Este año llegaste a un club nuevo como Yale. ¿Cómo se da tu llegada?

Cordón decidió no sacar Mayores. Soy amiga de Martina Vázquez de cuando ella jugó en Cordón. Yo no quería jugar este año, incluso me invitaron de otros cuadros a jugar. Martina le había pasado mi número al entrenador (Rodrigo Briñon), él me escribió contando cual era su idea y proyecto. En ese momento yo estaba en Colombia de viaje y cuando llegué, me fui a probar, me recibieron super bien y por eso decidí quedarme ahí.

En cuanto a la preparación, ¿cómo se encuentran?

Estamos haciendo amistosos, nos está yendo bastante bien. Somos un equipo nuevo, nos estamos conociendo y tenemos muchísimas cosas a corregir. Apuntamos a llegar a Copa de Plata, sabemos que más arriba son muy superiores a nosotras.

Hobbies… ¿rock y el baile?

Siempre me gustó La Vela Puerca porque mi hermano escuchaba, luego empecé a escuchar No Te Va Gustar. De a poco empecé a ir a toques, me gustaba ir a verlo tranquila y hoy ya soy de las que se mete en el pogo, me encanta y lo disfruto al máximo.

Me gusta salir a bailar, no tengo un lugar de preferencia, a donde me inviten voy. Últimamente estaba yendo a los festivales de murgas. Me gusta el carnaval, no soy de seguir a una murga, sigo a Nazarenos por una relación de mi abuelo con la familia Villalba.

¿Qué cambió de aquel femenino con el qué creciste al de hoy?

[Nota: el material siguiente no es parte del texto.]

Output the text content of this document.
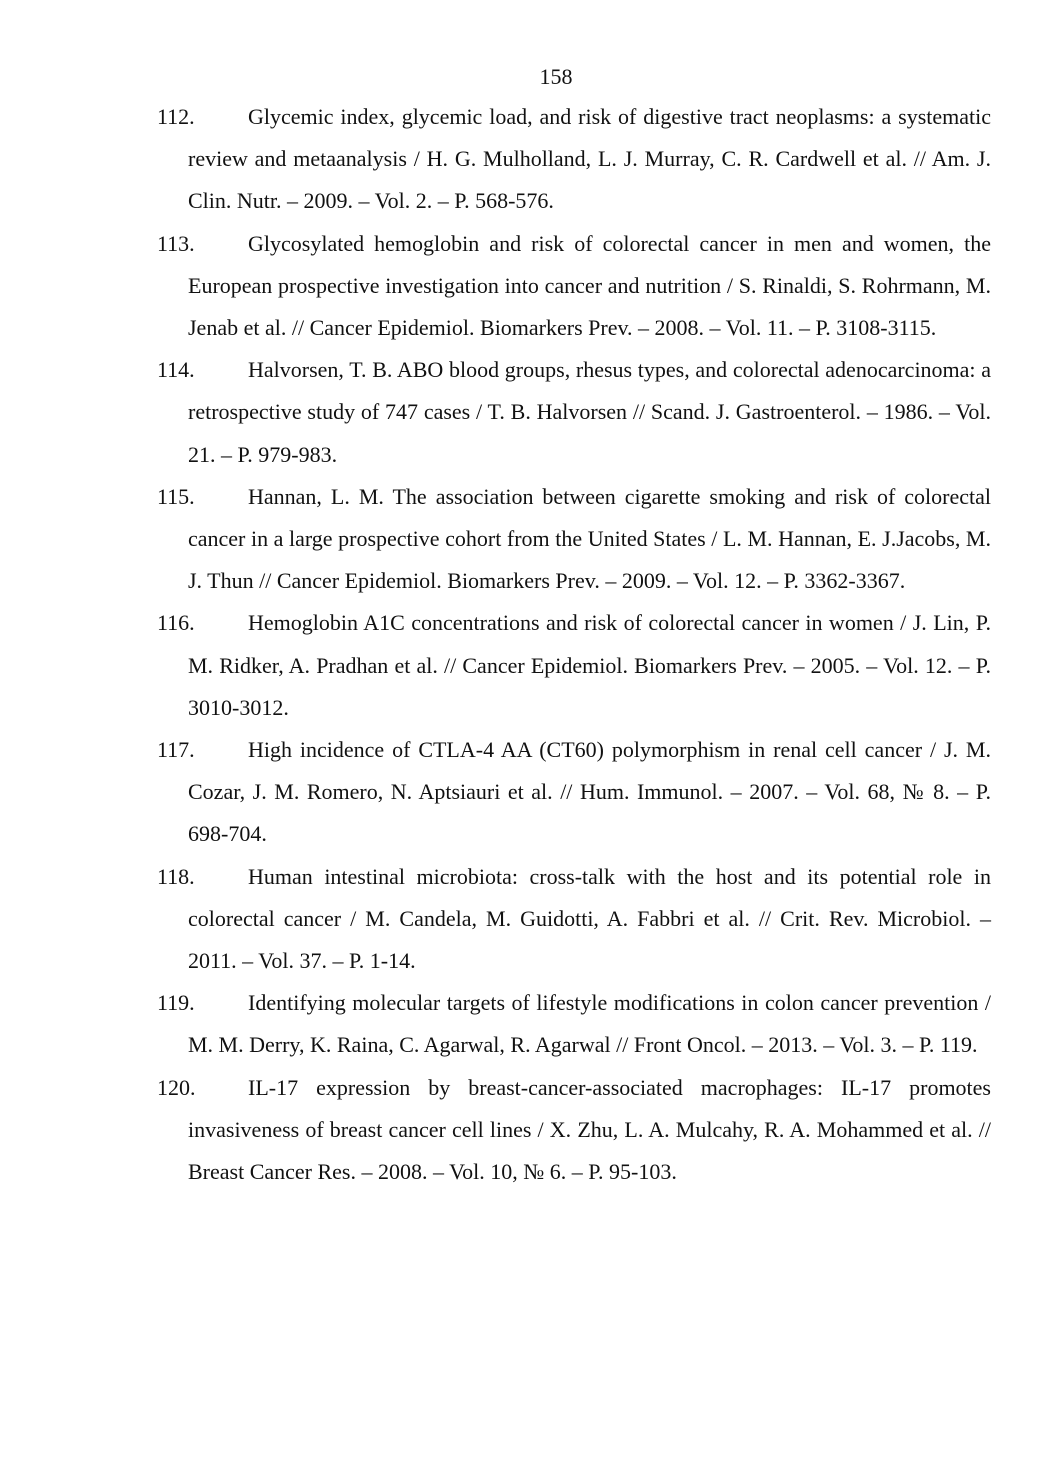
158
112. Glycemic index, glycemic load, and risk of digestive tract neoplasms: a systematic review and metaanalysis / H. G. Mulholland, L. J. Murray, C. R. Cardwell et al. // Am. J. Clin. Nutr. – 2009. – Vol. 2. – P. 568-576.
113. Glycosylated hemoglobin and risk of colorectal cancer in men and women, the European prospective investigation into cancer and nutrition / S. Rinaldi, S. Rohrmann, M. Jenab et al. // Cancer Epidemiol. Biomarkers Prev. – 2008. – Vol. 11. – P. 3108-3115.
114. Halvorsen, T. B. ABO blood groups, rhesus types, and colorectal adenocarcinoma: a retrospective study of 747 cases / T. B. Halvorsen // Scand. J. Gastroenterol. – 1986. – Vol. 21. – P. 979-983.
115. Hannan, L. M. The association between cigarette smoking and risk of colorectal cancer in a large prospective cohort from the United States / L. M. Hannan, E. J.Jacobs, M. J. Thun // Cancer Epidemiol. Biomarkers Prev. – 2009. – Vol. 12. – P. 3362-3367.
116. Hemoglobin A1C concentrations and risk of colorectal cancer in women / J. Lin, P. M. Ridker, A. Pradhan et al. // Cancer Epidemiol. Biomarkers Prev. – 2005. – Vol. 12. – P. 3010-3012.
117. High incidence of CTLA-4 AA (CT60) polymorphism in renal cell cancer / J. M. Cozar, J. M. Romero, N. Aptsiauri et al. // Hum. Immunol. – 2007. – Vol. 68, № 8. – P. 698-704.
118. Human intestinal microbiota: cross-talk with the host and its potential role in colorectal cancer / M. Candela, M. Guidotti, A. Fabbri et al. // Crit. Rev. Microbiol. – 2011. – Vol. 37. – P. 1-14.
119. Identifying molecular targets of lifestyle modifications in colon cancer prevention / M. M. Derry, K. Raina, C. Agarwal, R. Agarwal // Front Oncol. – 2013. – Vol. 3. – P. 119.
120. IL-17 expression by breast-cancer-associated macrophages: IL-17 promotes invasiveness of breast cancer cell lines / X. Zhu, L. A. Mulcahy, R. A. Mohammed et al. // Breast Cancer Res. – 2008. – Vol. 10, № 6. – P. 95-103.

El cambio es muy grande, éramos muy pocos equipos y si jugábamos dos partidos en un mes era un milagro. Algunas teníamos la posibilidad de ser citadas en Mayores, teníamos pocos minutos, pero los aprovechábamos al máximo.

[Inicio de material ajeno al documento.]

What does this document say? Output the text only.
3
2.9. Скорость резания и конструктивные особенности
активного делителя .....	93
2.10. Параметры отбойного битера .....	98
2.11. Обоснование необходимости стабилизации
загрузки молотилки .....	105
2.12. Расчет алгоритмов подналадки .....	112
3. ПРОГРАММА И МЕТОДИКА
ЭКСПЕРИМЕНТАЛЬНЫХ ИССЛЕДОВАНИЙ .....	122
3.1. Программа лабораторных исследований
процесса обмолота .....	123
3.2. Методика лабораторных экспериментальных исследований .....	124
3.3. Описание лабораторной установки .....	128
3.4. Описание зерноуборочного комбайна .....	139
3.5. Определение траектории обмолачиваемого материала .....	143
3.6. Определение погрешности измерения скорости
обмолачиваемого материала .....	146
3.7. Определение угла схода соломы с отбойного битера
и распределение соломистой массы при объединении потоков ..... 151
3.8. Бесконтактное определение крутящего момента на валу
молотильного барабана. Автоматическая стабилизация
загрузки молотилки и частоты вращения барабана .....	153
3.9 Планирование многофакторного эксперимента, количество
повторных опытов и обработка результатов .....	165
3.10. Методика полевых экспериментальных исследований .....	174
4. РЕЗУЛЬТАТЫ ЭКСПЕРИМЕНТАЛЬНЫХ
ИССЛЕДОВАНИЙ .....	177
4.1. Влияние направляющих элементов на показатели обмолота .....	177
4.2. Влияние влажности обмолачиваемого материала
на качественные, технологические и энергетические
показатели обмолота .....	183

Hoy hay mucha más competencia, es otra cosa. Tenemos torneos de formativas. Es divino ver que ha crecido tanto el basquetbol femenino. Lo que viví yo lo utilizo para incentivar a las jóvenes para que disfruten del femenino que están viviendo ellas que es divino.

¿Hay Gimena Gómez para rato?

Supuestamente este es el último año que jugaría, aunque lo vengo diciendo hace tiempo. Quiero compartir otras cosas, hoy tengo a mi ahijada de 2 años y quiero pasar más tiempo con ella, algo que entre trabajo, prácticas y partidos se dificulta.

¿Quién sos?

Siempre fui muy amable, compañera. Difícilmente me enojé, nunca tuve ningún problema con nadie. Disfruto ser así.

¿Algo pendiente o sueños?

Me gustaría poder terminar la carrera de la facultad, que siempre retomo y dejo. El año que viene si dejo de jugar tengo pensado estudiar algo, pero no sé si será la carrera de facultad. Hay posibilidades de estudiar en la UTU el bachillerato de Administración de Empresas. Otra cosa que me interesa es la Kinesiología Deportiva.